Definition
Sensory experiences in which a pilot sees, hears, or feels things that are not actually present, or perceives real things in a distorted way, caused by certain drugs, medications, fatigue, hypoxia, or illness. These false perceptions can affect vision, hearing, balance, and judgment, and may persist for hours after the original cause has passed.
Plain English
Your brain shows you things that aren't real, or twists what is real, so you can't trust what you're sensing.
Context Anchor
Seen in aeromedical and drug-safety discussions, especially when explaining why certain drugs are unsafe before or during flight.
Derivation
From the Latin hallucinari, meaning to wander in the mind or talk wildly.

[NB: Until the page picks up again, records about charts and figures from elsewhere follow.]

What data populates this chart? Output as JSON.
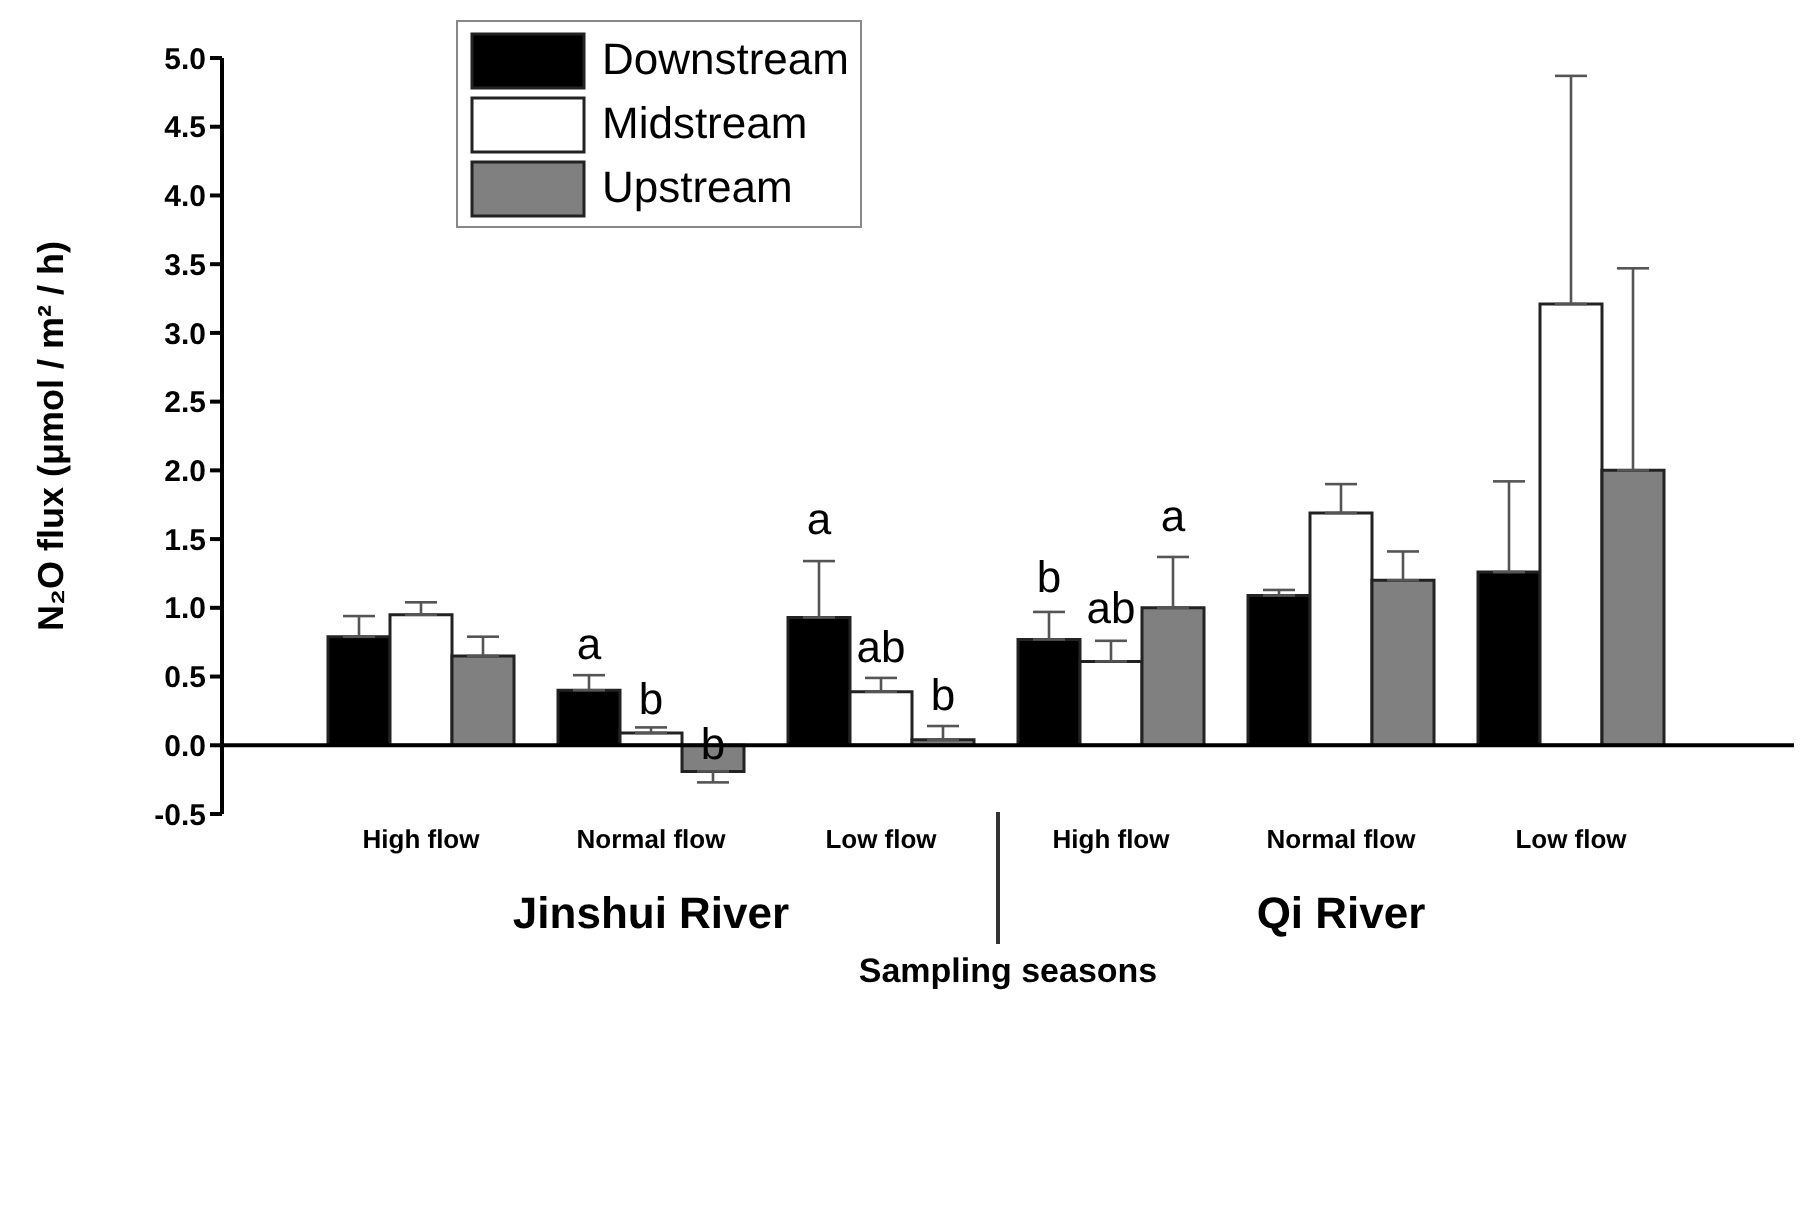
{
  "chart_data": {
    "type": "bar",
    "categories": [
      "High flow",
      "Normal flow",
      "Low flow",
      "High flow",
      "Normal flow",
      "Low flow"
    ],
    "series": [
      {
        "name": "Downstream",
        "color": "#000000",
        "values": [
          0.79,
          0.4,
          0.93,
          0.77,
          1.09,
          1.26
        ],
        "errors": [
          [
            0.79,
            0.94
          ],
          [
            0.4,
            0.51
          ],
          [
            0.93,
            1.34
          ],
          [
            0.77,
            0.97
          ],
          [
            1.09,
            1.13
          ],
          [
            1.26,
            1.92
          ]
        ],
        "value_labels": [
          null,
          "a",
          "a",
          "b",
          null,
          null
        ]
      },
      {
        "name": "Midstream",
        "color": "#ffffff",
        "values": [
          0.95,
          0.09,
          0.39,
          0.61,
          1.69,
          3.21
        ],
        "errors": [
          [
            0.95,
            1.04
          ],
          [
            0.09,
            0.13
          ],
          [
            0.39,
            0.49
          ],
          [
            0.61,
            0.76
          ],
          [
            1.69,
            1.9
          ],
          [
            3.21,
            4.87
          ]
        ],
        "value_labels": [
          null,
          "b",
          "ab",
          "ab",
          null,
          null
        ]
      },
      {
        "name": "Upstream",
        "color": "#808080",
        "values": [
          0.65,
          -0.19,
          0.04,
          1.0,
          1.2,
          2.0
        ],
        "errors": [
          [
            0.65,
            0.79
          ],
          [
            -0.27,
            -0.19
          ],
          [
            0.04,
            0.14
          ],
          [
            1.0,
            1.37
          ],
          [
            1.2,
            1.41
          ],
          [
            2.0,
            3.47
          ]
        ],
        "value_labels": [
          null,
          "b",
          "b",
          "a",
          null,
          null
        ]
      }
    ],
    "ylabel": "N₂O flux (μmol / m² / h)",
    "xlabel": "Sampling seasons",
    "annotations": [
      "Jinshui River",
      "Qi River"
    ],
    "ylim": [
      -0.5,
      5.0
    ],
    "yticks": [
      -0.5,
      {
        "value": 0,
        "label": "0.0"
      },
      0.5,
      {
        "value": 1,
        "label": "1.0"
      },
      1.5,
      {
        "value": 2,
        "label": "2.0"
      },
      2.5,
      {
        "value": 3,
        "label": "3.0"
      },
      3.5,
      {
        "value": 4,
        "label": "4.0"
      },
      4.5,
      {
        "value": 5,
        "label": "5.0"
      }
    ],
    "ref_lines": [
      {
        "axis": "y",
        "value": 0,
        "color": "#000000"
      }
    ],
    "legend": "top left",
    "grid": false
  }
}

The original sense was a mind drifting away from reality, which is exactly what happens when senses report something that isn't there.
Why Pilots Care
These effects can destroy situational awareness and lead to incorrect control inputs or poor decisions that directly threaten flight safety.
Analogy
Much like seeing a nonexistent puddle of water on a hot road, the pilot perceives something real that does not exist.
Grounding Statement
If a drug makes the cockpit, the sky, or your own body sensations seem different from reality, the aircraft may still be flying normally while your mind is giving you a false picture.
Intuition Check
Do not assume hallucinatory effects only mean dramatic visions. In flying, even mild false sensations, distorted sights, or wrong beliefs can be dangerous.
Example Sentence 1
The flight surgeon grounded the pilot after he reported hallucinatory effects from a prescribed medication.
Example Sentence 2
Certain prescription drugs can produce hallucinatory effects that make instrument readings appear different from actual aircraft performance.